3. When using template technology, if the type of a variable depends on the template parameter, 
//No auto will make it difficult to determine the type of the variable (automatically determined by the compiler when you use Auto). 
Template <class T, class u> 
void Multiply (T T, u u) 
{ 
 Auto V = t * u; 

Second, the return value occupies a position

Template <typename T1, typename t2> 
Auto Compose (T1 T1, T2 T2)-> decltype (t1 + T2) 
{return 
 t1+t2;
   } 

Third, the use of precautions

1, we can use,, valatile pointer（*） reference（&） , rvalue reference（&&） to modify the auto

Auto k = 5; 
auto* PK = new auto (k); 
auto** PpK = new Auto (&k); 

2. Variables declared with auto must be initialized

3, auto can not be used with other types of combination

4. Function and template parameters cannot be declared as auto

void MyFunction (auto parameter) {}/No auto as method argument 
 
Template<auto t>//utter nonsense-not allowed 

5, defined on the heap variables, the use of auto expression must be initialized

int* p = new Auto (0);  Fine 
int* pp = new auto ();//should be initialized 
 
auto x = new auto ()//hmmm ... no intializer 
 
auto* y = New Auto (9); Fine.
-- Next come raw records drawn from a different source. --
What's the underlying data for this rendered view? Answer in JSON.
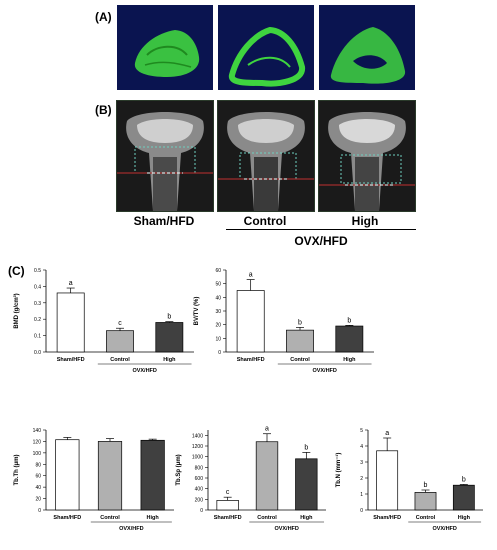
{
  "panels": {
    "a": "(A)",
    "b": "(B)",
    "c": "(C)"
  },
  "groups": {
    "sham": "Sham/HFD",
    "control": "Control",
    "high": "High",
    "ovx": "OVX/HFD"
  },
  "colors": {
    "ct_background": "#0a1450",
    "bone_green": "#3fd43f",
    "bar_sham": "#ffffff",
    "bar_control": "#b0b0b0",
    "bar_high": "#404040"
  },
  "chart_data": [
    {
      "type": "bar",
      "ylabel": "BMD (g/cm³)",
      "ylim": [
        0,
        0.5
      ],
      "yticks": [
        "0.0",
        "0.1",
        "0.2",
        "0.3",
        "0.4",
        "0.5"
      ],
      "categories": [
        "Sham/HFD",
        "Control",
        "High"
      ],
      "values": [
        0.36,
        0.13,
        0.18
      ],
      "errors": [
        0.03,
        0.015,
        0.005
      ],
      "letters": [
        "a",
        "c",
        "b"
      ],
      "group_label": "OVX/HFD"
    },
    {
      "type": "bar",
      "ylabel": "BV/TV (%)",
      "ylim": [
        0,
        60
      ],
      "yticks": [
        "0",
        "10",
        "20",
        "30",
        "40",
        "50",
        "60"
      ],
      "categories": [
        "Sham/HFD",
        "Control",
        "High"
      ],
      "values": [
        45,
        16,
        19
      ],
      "errors": [
        8,
        2,
        0.5
      ],
      "letters": [
        "a",
        "b",
        "b"
      ],
      "group_label": "OVX/HFD"
    },
    {
      "type": "bar",
      "ylabel": "Tb.Th (μm)",
      "ylim": [
        0,
        140
      ],
      "yticks": [
        "0",
        "20",
        "40",
        "60",
        "80",
        "100",
        "120",
        "140"
      ],
      "categories": [
        "Sham/HFD",
        "Control",
        "High"
      ],
      "values": [
        123,
        120,
        122
      ],
      "errors": [
        4,
        5,
        2
      ],
      "letters": [
        "",
        "",
        ""
      ],
      "group_label": "OVX/HFD"
    },
    {
      "type": "bar",
      "ylabel": "Tb.Sp (μm)",
      "ylim": [
        0,
        1500
      ],
      "yticks": [
        "0",
        "200",
        "400",
        "600",
        "800",
        "1000",
        "1200",
        "1400"
      ],
      "categories": [
        "Sham/HFD",
        "Control",
        "High"
      ],
      "values": [
        180,
        1280,
        960
      ],
      "errors": [
        60,
        150,
        120
      ],
      "letters": [
        "c",
        "a",
        "b"
      ],
      "group_label": "OVX/HFD"
    },
    {
      "type": "bar",
      "ylabel": "Tb.N (mm⁻¹)",
      "ylim": [
        0,
        5
      ],
      "yticks": [
        "0",
        "1",
        "2",
        "3",
        "4",
        "5"
      ],
      "categories": [
        "Sham/HFD",
        "Control",
        "High"
      ],
      "values": [
        3.7,
        1.1,
        1.55
      ],
      "errors": [
        0.8,
        0.15,
        0.05
      ],
      "letters": [
        "a",
        "b",
        "b"
      ],
      "group_label": "OVX/HFD"
    }
  ]
}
Here y is a int* 

6, that auto is a placeholder, is not a type of his own, so can not be used for type conversion or some other operations, such as sizeof and typeid

int value = 123; 
Auto x2 = (auto) value; No casting using auto 
 

7. Variables defined in an auto sequence must always be deduced to the same type

8. Auto cannot be automatically deduced into Cv-qualifiers (constant & volatile qualifiers) unless declared as a reference type

const int i =; 
Auto J = i; j is int, rather than const int 
j = m//Fine. As J isn't constant 
 
//Now let us try to have reference 
auto& k = i;/now K is const int& 
k = 100; Error. K is constant 
 

9, auto will degenerate exponentially to the array of pointers, unless it is declared as a reference

int a[9]; 
Auto J = A; 
Cout<<typeid (j). Name () <<endl; This'll print int* 
 
auto& k = A; 

Summarize

The above is the entire content of this article, I hope the content of this article for everyone to learn or use C + + can have some help, if there is doubt you can message exchange.